I'm not complaining that the government is moving to shore up the economic system, but I am very concerned about the process. Can we forget the Patriot Act, an abomination with bipartisan support that was proposed after 9/11 by the same Bush Administration that's proposing this emergency action? Or, how about the secret Bush Administration briefings to Congress that warned of dire consequences if we didn't go to war with Iraq, the briefings that were later found to be almost entirely false? When these particular boys "cry wolf," I'm inclined to apply a pretty thorough smell test. In rushing to try to get a law passed this week, I hope that we don't end up with something that we're very sorry about in the future.
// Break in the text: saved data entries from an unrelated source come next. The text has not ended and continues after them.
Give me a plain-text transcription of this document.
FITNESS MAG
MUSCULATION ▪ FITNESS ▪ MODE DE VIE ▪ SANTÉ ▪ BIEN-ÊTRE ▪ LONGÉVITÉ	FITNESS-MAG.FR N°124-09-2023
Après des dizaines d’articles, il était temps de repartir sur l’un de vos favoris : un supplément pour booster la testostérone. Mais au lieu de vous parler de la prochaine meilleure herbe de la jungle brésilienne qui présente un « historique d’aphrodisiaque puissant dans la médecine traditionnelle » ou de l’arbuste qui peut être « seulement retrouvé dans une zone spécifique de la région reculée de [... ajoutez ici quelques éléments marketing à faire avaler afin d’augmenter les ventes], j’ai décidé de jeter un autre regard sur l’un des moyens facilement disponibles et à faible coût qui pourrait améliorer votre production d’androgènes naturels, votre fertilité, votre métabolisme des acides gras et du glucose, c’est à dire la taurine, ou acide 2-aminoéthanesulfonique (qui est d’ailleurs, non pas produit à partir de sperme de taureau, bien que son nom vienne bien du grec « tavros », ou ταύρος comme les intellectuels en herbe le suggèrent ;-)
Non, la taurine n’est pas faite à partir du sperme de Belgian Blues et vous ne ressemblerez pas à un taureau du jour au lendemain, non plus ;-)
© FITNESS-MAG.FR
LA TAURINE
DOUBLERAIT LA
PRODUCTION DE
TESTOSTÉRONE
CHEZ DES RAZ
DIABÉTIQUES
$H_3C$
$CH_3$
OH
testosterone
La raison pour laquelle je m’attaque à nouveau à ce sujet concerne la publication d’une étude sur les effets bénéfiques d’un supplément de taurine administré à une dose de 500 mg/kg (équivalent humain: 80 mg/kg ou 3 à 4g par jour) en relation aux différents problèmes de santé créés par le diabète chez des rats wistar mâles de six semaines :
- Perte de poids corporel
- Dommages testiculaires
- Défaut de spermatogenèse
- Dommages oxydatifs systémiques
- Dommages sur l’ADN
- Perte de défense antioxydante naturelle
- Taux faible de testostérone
Whatever the eventual bailout plan looks like, will it help the man on the street, the man on the 80th floor, or (I hope) both of them to some degree? In my opinion, the plan has to do everything it can to keep people in their homes. Whether through cutting interest rates, extending payments or even forgiving a portion of some homeowners' debts, it's far better for people to stay in their homes rather than either abandon them or be forced out by foreclosure. Lived-in homes are maintained, and they help to preserve the property values of surrounding homes. It only takes a trip to a city such as Stockton, California's foreclosure capital, to see the carnage wrought on neighborhoods by foreclosures. There, you'll see block after block of abandoned homes that have been raided for their copper plumbing and wiring, with overgrown yards being used as dumping grounds. Many of these homes, still fairly new, are so badly damaged that it would be cheaper to tear them down and build something new than to repair them.
The investors who purchased the CDOs had no interest in preventing foreclosures; in many cases, they didn't (and still don't) even know which mortgages they held. If the government consolidates these mortgages in one place, with the goal of getting the mortgages to reliably pay something, and with getting already abandoned homes rehabilitated and generating income again, everyone will benefit, and this bailout will be worthwhile. If, however, the government shows the same lack of concern that the investors currently holding the CDOs have shown, the citizens of the U.S. are going to end up paying, and paying very dearly, for the hubris of Wall Street.